Tourists and locals alike enjoy the range of upscale international restaurants in Aruba, including Papillon, a French food favorite, and La Trattoria el Faro Blanco, a hilltop Italian restaurant offering a 360-degree view of the island. Those seeking a more intimate meal enjoy seafood at sunset at Marina Pirata or Pinchos, 2 fine-dining spots floating on the water.
Guests visit Papiamento, a 175-year-old authentic Aruban manor house situated in lush tropical gardens, to tour the mansion and wine cellar before or after dinner. And those craving the “catch of the day” often stop by popular local eatery Zeerover for an Aruban Balashi beer and basket of fresh fish and traditional side dish, pan bati, an Aruban pancake.
Aruba’s Best Beach
Aruba’s Baby Beach features crystal-clear, calm waters and the best snorkeling on the island. The beach’s extensive coral reefs offer a kaleidoscope of coral and tropical fish, including parrotfish, blowfish and angelfish, as well as an impressive swimming cove.

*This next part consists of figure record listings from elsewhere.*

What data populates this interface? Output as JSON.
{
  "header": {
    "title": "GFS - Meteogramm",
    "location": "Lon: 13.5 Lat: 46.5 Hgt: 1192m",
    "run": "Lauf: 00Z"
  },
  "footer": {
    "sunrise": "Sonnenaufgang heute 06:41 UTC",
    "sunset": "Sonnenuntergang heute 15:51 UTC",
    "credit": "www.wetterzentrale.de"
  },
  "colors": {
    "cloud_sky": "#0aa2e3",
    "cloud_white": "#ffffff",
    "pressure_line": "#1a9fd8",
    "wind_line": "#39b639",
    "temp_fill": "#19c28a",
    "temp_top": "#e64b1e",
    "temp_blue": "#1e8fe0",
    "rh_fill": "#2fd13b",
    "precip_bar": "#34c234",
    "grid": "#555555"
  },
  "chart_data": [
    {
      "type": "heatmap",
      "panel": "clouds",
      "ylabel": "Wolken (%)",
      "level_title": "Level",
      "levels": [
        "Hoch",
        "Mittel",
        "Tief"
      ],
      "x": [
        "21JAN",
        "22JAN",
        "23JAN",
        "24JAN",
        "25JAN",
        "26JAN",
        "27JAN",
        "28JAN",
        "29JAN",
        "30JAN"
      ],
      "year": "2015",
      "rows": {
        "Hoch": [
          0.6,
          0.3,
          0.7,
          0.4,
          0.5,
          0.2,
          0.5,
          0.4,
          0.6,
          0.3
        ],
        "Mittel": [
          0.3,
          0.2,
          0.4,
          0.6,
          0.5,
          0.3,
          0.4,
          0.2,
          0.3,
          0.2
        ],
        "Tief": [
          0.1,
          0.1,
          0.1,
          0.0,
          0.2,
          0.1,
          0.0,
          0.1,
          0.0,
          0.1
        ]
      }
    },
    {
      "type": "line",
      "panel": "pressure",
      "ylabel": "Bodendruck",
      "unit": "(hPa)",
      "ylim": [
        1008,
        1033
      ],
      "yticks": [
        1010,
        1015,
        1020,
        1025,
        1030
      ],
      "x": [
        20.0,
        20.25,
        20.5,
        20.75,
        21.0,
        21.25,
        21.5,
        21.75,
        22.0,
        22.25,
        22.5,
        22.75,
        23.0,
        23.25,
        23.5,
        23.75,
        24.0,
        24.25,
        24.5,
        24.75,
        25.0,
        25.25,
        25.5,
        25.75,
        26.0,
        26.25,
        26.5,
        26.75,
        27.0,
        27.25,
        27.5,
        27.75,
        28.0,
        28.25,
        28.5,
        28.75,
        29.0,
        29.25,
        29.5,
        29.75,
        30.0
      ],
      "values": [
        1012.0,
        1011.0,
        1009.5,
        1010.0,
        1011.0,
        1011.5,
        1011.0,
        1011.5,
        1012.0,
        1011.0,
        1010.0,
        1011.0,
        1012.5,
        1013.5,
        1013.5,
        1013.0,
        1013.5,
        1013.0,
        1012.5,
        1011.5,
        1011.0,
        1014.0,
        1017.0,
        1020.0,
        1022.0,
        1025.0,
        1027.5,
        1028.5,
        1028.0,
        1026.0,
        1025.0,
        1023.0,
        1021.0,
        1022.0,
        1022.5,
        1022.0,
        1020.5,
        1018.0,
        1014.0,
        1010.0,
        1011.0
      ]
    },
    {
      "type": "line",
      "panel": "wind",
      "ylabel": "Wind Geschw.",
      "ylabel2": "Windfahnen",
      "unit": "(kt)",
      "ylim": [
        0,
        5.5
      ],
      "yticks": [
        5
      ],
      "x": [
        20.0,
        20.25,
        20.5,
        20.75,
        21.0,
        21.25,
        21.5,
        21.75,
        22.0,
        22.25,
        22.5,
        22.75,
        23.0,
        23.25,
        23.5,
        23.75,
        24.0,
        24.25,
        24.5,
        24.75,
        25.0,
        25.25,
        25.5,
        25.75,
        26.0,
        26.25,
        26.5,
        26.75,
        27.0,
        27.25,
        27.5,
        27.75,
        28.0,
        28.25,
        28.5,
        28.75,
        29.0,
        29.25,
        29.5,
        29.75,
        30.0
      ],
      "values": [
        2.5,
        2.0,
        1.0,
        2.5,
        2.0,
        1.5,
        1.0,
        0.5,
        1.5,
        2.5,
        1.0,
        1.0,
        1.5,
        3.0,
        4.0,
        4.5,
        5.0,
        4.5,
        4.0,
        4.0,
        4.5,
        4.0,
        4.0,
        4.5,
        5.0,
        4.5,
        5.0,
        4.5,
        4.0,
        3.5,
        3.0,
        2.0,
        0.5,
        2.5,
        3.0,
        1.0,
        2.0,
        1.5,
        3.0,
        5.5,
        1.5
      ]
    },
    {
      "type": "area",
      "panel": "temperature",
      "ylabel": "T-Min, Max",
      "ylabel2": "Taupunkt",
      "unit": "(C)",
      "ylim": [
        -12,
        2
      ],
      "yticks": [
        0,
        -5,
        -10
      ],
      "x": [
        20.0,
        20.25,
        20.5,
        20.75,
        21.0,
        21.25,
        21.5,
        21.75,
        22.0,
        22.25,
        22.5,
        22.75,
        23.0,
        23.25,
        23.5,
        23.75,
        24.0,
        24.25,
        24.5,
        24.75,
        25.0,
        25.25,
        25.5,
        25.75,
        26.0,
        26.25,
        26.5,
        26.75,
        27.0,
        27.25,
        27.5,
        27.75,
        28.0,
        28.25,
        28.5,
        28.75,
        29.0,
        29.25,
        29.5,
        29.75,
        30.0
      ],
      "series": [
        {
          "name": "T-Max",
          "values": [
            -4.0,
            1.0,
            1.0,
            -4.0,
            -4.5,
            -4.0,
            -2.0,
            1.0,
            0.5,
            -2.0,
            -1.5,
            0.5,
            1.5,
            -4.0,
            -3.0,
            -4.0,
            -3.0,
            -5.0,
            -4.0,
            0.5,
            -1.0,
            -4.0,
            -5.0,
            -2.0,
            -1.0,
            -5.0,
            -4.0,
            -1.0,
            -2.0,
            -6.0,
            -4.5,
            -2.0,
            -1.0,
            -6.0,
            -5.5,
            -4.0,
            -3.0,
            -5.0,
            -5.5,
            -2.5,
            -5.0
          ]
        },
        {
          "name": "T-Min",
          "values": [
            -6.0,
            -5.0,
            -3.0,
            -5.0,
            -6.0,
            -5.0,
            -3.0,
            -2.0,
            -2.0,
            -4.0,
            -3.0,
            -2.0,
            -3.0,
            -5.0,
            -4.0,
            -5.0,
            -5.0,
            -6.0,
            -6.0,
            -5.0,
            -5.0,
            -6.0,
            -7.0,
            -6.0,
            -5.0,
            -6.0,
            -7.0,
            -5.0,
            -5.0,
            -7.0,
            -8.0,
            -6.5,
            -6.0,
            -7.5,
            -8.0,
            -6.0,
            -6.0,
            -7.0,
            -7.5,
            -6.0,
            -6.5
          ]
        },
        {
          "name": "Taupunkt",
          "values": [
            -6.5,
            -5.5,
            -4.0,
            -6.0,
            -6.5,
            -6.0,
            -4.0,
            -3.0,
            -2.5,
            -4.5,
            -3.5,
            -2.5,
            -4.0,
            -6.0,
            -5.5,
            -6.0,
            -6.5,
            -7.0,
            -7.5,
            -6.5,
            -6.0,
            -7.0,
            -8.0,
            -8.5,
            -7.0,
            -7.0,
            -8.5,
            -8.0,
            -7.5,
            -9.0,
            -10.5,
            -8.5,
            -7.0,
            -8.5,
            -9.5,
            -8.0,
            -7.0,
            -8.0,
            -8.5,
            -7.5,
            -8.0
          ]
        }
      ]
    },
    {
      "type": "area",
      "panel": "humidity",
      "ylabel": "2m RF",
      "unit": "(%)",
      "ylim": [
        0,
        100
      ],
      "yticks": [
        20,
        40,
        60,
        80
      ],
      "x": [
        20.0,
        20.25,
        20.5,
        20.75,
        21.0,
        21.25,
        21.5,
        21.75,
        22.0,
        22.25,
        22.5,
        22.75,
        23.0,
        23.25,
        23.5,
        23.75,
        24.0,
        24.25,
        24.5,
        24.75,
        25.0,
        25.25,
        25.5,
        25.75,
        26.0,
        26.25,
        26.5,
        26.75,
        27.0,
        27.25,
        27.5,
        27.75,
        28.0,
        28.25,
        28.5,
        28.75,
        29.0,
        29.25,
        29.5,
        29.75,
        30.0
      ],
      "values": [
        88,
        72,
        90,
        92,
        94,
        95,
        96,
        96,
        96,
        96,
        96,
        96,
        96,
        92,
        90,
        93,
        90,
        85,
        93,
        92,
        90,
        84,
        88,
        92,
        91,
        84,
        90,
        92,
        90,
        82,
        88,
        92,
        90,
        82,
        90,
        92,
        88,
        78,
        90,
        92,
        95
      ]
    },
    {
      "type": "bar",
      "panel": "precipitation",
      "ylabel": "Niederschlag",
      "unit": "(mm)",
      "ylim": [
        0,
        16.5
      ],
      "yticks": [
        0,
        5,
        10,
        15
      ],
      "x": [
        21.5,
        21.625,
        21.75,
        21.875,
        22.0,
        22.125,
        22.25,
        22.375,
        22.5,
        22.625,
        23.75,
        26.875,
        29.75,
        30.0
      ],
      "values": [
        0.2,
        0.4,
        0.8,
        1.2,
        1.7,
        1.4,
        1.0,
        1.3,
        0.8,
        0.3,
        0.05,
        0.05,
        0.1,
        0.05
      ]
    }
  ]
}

Located in Seroe Colorado, about a 45-minute car ride from Aruba’s high-rise hotel area, Baby Beach is tucked away from tourist foot traffic. Due to the man-made lagoon’s shallow waters, the beach offers a safe swim for small children and gives swimmers the chance to wade a long distance out while still being able to touch the sea floor. Cap off your day with a delicious, open-air dining experience at Big Mama's restaurant.
Major carriers to Reina Beatrix International Airport from the United States and Canada include Delta, American Airlines, US Airways, Continental, JetBlue, AirTran, Spirit and Air Canada. Aruba is a direct flight away from more than 10 major US cities, making it a quick Caribbean escape.